The intention of the combined company would be to license later-stage products to larger pharmaceutical or biotechnology companies so as to maximize their value. This strategy would have substantial financial support, as the combined company would have about $125 million in cash and marketable securities at the time of the merger.

Predix is focused on the discovery of novel, highly selective, small-molecule drugs that target G-protein-coupled receptors and ion channels. The technology underlying this process is what Epix was looking for in an acquisition target, according to Astrue.

"The platform is efficient and effective," he said. "It is well positioned to continue to deliver product candidates."

The deal that would bring this platform to Epix appears to be well on its way to completion. Investors holding an approximate 40% stake in Predix have agreed to vote in favor of the merger, according to Epix.

Under the terms of the agreement, which has been approved by the boards of directors of both companies, Epix will issue to Predix investors shares of Epix common stock that will provide a 47% stake in the combined company. Epix stockholders will own approximately 53%.

Upon closing, Predix investors will receive 1.248509 shares of Epix stock for each share of Predix stock they hold. In connection with the transaction, Epix will issue approximately 23.275 million shares, including shares underlying Predix's outstanding options and warrants. Predix investors may receive a milestone payment of $35 million in cash, stock, or a combination of both, based on the achievement of certain clinical or strategic milestones within a specified period of time.

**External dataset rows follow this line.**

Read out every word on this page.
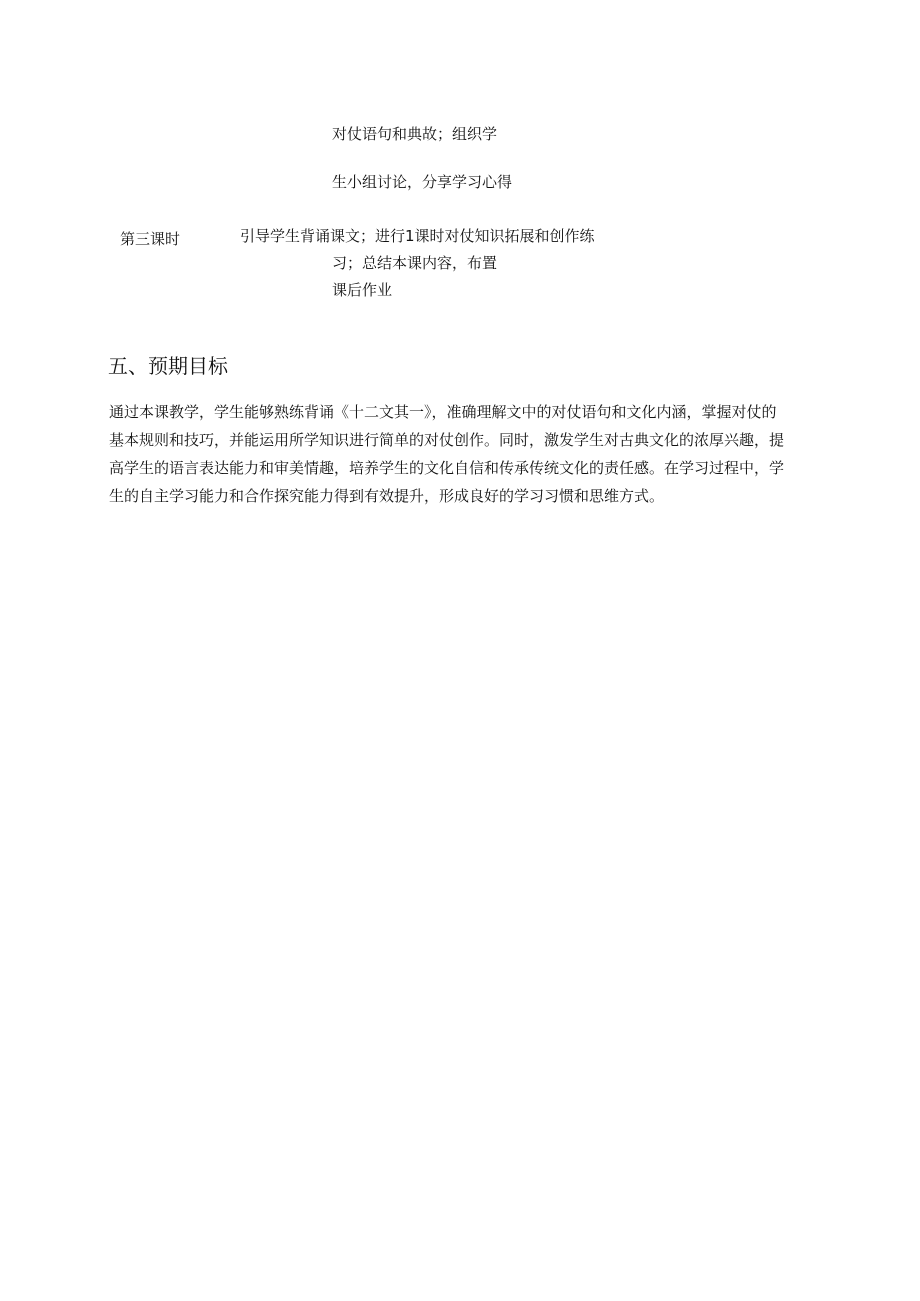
对仗语句和典故；组织学
生小组讨论，分享学习心得
第三课时	引导学生背诵课文；进行1课时对仗知识拓展和创作练
习；总结本课内容，布置
课后作业
五、预期目标
通过本课教学，学生能够熟练背诵《十二文其一》，准确理解文中的对仗语句和文化内涵，掌握对仗的
基本规则和技巧，并能运用所学知识进行简单的对仗创作。同时，激发学生对古典文化的浓厚兴趣，提
高学生的语言表达能力和审美情趣，培养学生的文化自信和传承传统文化的责任感。在学习过程中，学
生的自主学习能力和合作探究能力得到有效提升，形成良好的学习习惯和思维方式。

The acquisition, although now embraced by Predix executives, was not the leadership's first choice. Kauffman and colleagues last year were moving the company toward an initial public offering but decided to pull the plug in light of "less than favorable market conditions for biotech IPOs," he said.

The firm's acquisition by Epix accomplishes the goals that were behind the failed IPO offer, Kauffman said, as it will finance development efforts toward an extensive product pipeline. It has the additional advantages of bringing together a critical mass of management and drug development talent.